В замечательных описаниях степи («Старосветские помещики» и «Тарас Бульба») все самое мельчайшее и незаметное начинает звучать, подниматься, играть цветами и запахами, рельефами, линией горизонта. Образ степи предстает как многослойная атмосфера, парящая над землей, подымающаяся как пар, или туман, и эти стойкие испарения, вся эта масса степных запахов, и все охватывающий и резонирующий во всем лад звучаний так же наделяет степь необычайной летучестью и подвижностью.
«Степь, чем далее, тем становилась прекраснее. Тогда весь юг, все то пространство, которое составляло нынешнюю Новороссию, до самого Черного моря, было зеленою девственной пустынею. Никогда плуг не проходил по неизмеримым волнам диких растений. Одни только кони,
130
скрывавшиеся в них как в лесу, вытаптывали их. Ничто в природе не могло быть лучше их. Вся поверхность земли представлялася зелено-золотым океаном, по которому брызнули миллионы разных цветов. Сквозь тонкие, высокие стебли травы сквозили голубые, синие, лиловые волошки; желтый дрок выскакивал вверх своею пирамидальною верхушкою; белая кашка зонтикообразными шапками пестрела на поверхности; занесенный, бог знает откуда, колос пшеницы наливался в гуще. Под тонкими их корнями шныряли куропатки, вытянув свои шеи. Воздух был наполнен тысячью разных птичьих свистов. В небе неподвижно стояли ястребы, распластав свои крылья и неподвижно устремив глаза свои в траву. Крик двигавшейся в стороне тучи диких гусей отдавался бог знает в каком дальнем озере. Из травы подымалась мерными взмахами чайка и роскошно купалась в синих волнах воздуха. Вот она пропала в вышине и только мелькает одною черною точкою. Вот она перевернулась крыла-ми и блеснула перед солнцем. Чорт вас возьми, степи, как вы хороши!…
Вечером вся степь совершенно переменялась. Все пестрое пространство ее охватывалось последним ярким отблеском солнца и постепенно темнело, так что видно было, как тень перебегала по ним, и они становились темно-зелеными; испарения подымались гуще, каждый цветок, каждая травка испускала амбру, и вся степь курилась благовонием. По небу, изголуба-темному, как будто исполинскою кистью, наляпаны были широкие полосы из розового золота; изредка белели клоками легкие и прозрачные облака, и самый свежий, обольстительный, как морские волны, ветерок едва колыхался по верхушкам травы и чуть дотрагивался к щекам. Вся музыка, наполнявшая день, утихала и сменялась другою. Пестрые овражки выползали из нор своих, становились на задние лапки и оглашали степь свистом. Трещание кузнечиков становилось слышнее. Иногда слышался из какого-нибудь уединенного озера крик лебедя и, как серебро, отдавался в воздухе.
131
…слышали своим ухом весь бесчисленный мир насекомых, наполнявших траву, весь их треск, свист, краканье; все это звучно раздавалось среди ночи, очищалось в свежем ночном воздухе и доходило до слуха гармоническим»152.
Большие кривые, эллипсы,
долгие и краткие перспективы,
перпендикуляры, уходящие вверх, в бесконечную вышину,
парение с признаками левитации, — все это гоголевская геометрия, благодаря которой герои перемещаются с поразительной быстротой, хотя и не оставляют в повествовании следов реального движения.

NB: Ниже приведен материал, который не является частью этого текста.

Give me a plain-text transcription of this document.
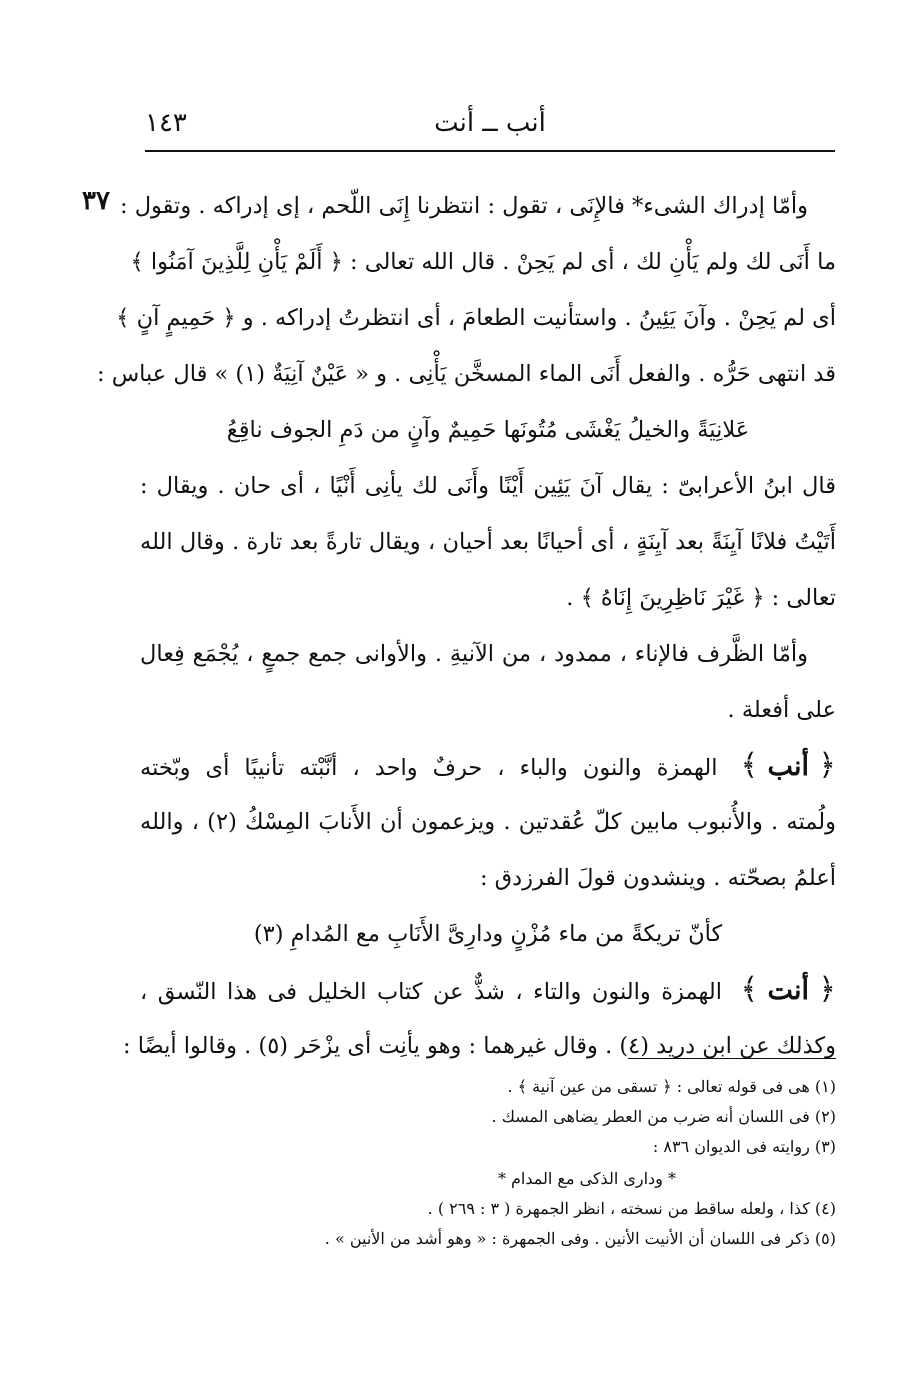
أنب ــ أنت
١٤٣
٣٧ وأمّا إدراك الشىء* فالإِنَى ، تقول : انتظرنا إِنَى اللّحم ، إى إدراكه . وتقول :
ما أَنَى لك ولم يَأْنِ لك ، أى لم يَحِنْ . قال الله تعالى : ﴿ أَلَمْ يَأْنِ لِلَّذِينَ آمَنُوا ﴾
أى لم يَحِنْ . وآنَ يَئِينُ . واستأنيت الطعامَ ، أى انتظرتُ إدراكه . و ﴿ حَمِيمٍ آنٍ ﴾
قد انتهى حَرُّه . والفعل أَنَى الماء المسخَّن يَأْنِى . و « عَيْنٌ آنِيَةٌ (١) » قال عباس :
عَلانِيَةً والخيلُ يَغْشَى مُتُونَها حَمِيمٌ وآنٍ من دَمِ الجوف ناقِعُ
قال ابنُ الأعرابىّ : يقال آنَ يَئِين أَيْنًا وأَنَى لك يأنِى أَنْيًا ، أى حان . ويقال :
أَتَيْتُ فلانًا آيِنَةً بعد آيِنَةٍ ، أى أحيانًا بعد أحيان ، ويقال تارةً بعد تارة . وقال الله
تعالى : ﴿ غَيْرَ نَاظِرِينَ إِنَاهُ ﴾ .
وأمّا الظَّرف فالإناء ، ممدود ، من الآنيةِ . والأوانى جمع جمعٍ ، يُجْمَع فِعال
على أفعلة .
﴿ أنب ﴾ الهمزة والنون والباء ، حرفٌ واحد ، أنَّبْته تأنيبًا أى وبّخته
ولُمته . والأُنبوب مابين كلّ عُقدتين . ويزعمون أن الأَنابَ المِسْكُ (٢) ، والله
أعلمُ بصحّته . وينشدون قولَ الفرزدق :
كأنّ تريكةً من ماء مُزْنٍ ودارِىَّ الأَنَابِ مع المُدامِ (٣)
﴿ أنت ﴾ الهمزة والنون والتاء ، شذٌّ عن كتاب الخليل فى هذا النّسق ،
وكذلك عن ابن دريد (٤) . وقال غيرهما : وهو يأنِت أى يزْحَر (٥) . وقالوا أيضًا :
(١) هى فى قوله تعالى : ﴿ تسقى من عين آنية ﴾ .
(٢) فى اللسان أنه ضرب من العطر يضاهى المسك .
(٣) روايته فى الديوان ٨٣٦ :
* ودارى الذكى مع المدام *
(٤) كذا ، ولعله ساقط من نسخته ، انظر الجمهرة ( ٣ : ٢٦٩ ) .
(٥) ذكر فى اللسان أن الأنيت الأنين . وفى الجمهرة : « وهو أشد من الأنين » .
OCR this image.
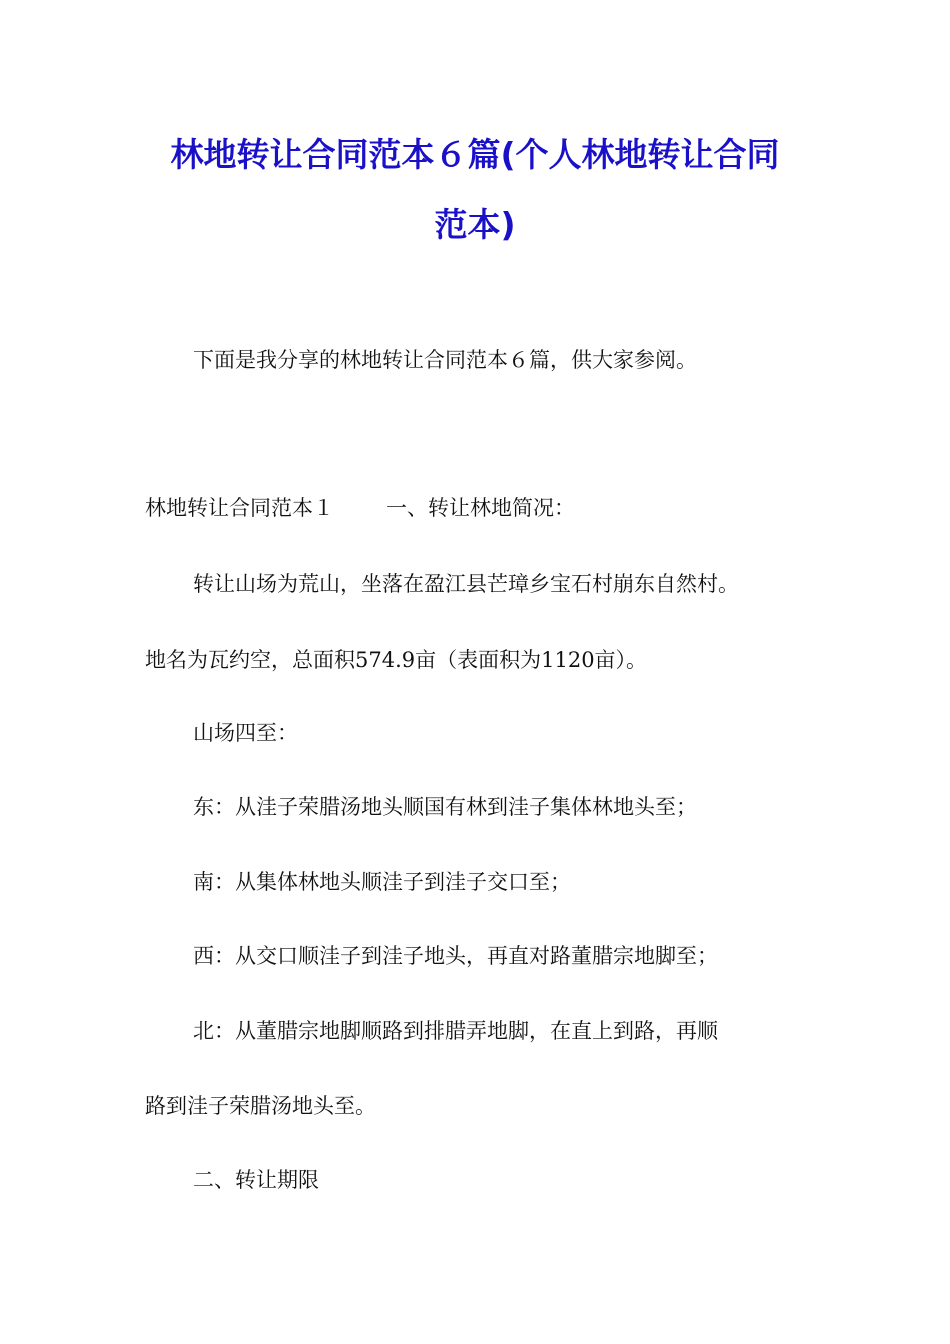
林地转让合同范本６篇(个人林地转让合同
范本)

下面是我分享的林地转让合同范本６篇，供大家参阅。

林地转让合同范本１ 一、转让林地简况：

转让山场为荒山，坐落在盈江县芒璋乡宝石村崩东自然村。

地名为瓦约空，总面积574.9亩（表面积为1120亩）。

山场四至：

东：从洼子荣腊汤地头顺国有林到洼子集体林地头至；

南：从集体林地头顺洼子到洼子交口至；

西：从交口顺洼子到洼子地头，再直对路董腊宗地脚至；

北：从董腊宗地脚顺路到排腊弄地脚，在直上到路，再顺

路到洼子荣腊汤地头至。

二、转让期限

И это не просто фикции движения.
У Гоголя нет пространств не опоэтизированных, не окрашенных эмоцией;
пространственность их передается посредством образов, проходящих через поле наблюдателя («пристрастного и вовлеченного»); они аффективны, но не субъективны.
Нейтрального наблюдателя нет.
Такого рода чувству пространства соответствует универсальный языковой троп: гипербола 153.
Другими словами, в этих пространствах что-то происходит, они как будто в движении, постоянно превращаются, но, вместе с тем, ничего не происходит.
Степь, по мере описания вдохновенного, приводящего самого рассказчика в экстаз, становится все более прекрасной.
Заметим, что его взгляд идет сверху и вширь, это не взгляд, которым мы пользуемся, когда путешествуем, находясь близко от вещей, осматривая их под углом, фрагментируя видимое,
а совсем иной, гиперболический, выходящий за собственные границы, и видящий все.
Степь еще должна стать степью, причем, именно той прекрасной степью, которая так любима Гоголем, и только потом последует описание, я бы даже назвал его живо–(о)–писанием, оживлением самой картины.
Другими словами, краски, рельефы, изгибы, звуки и звучания, плоскости, мнимые движения и остановки, ямы и дыры, свет — все это инструментарий, с помощью которого гиперболический глаз начинает видеть,
оставаясь неподвижным, застывшим в самом центре бесконечной сферы.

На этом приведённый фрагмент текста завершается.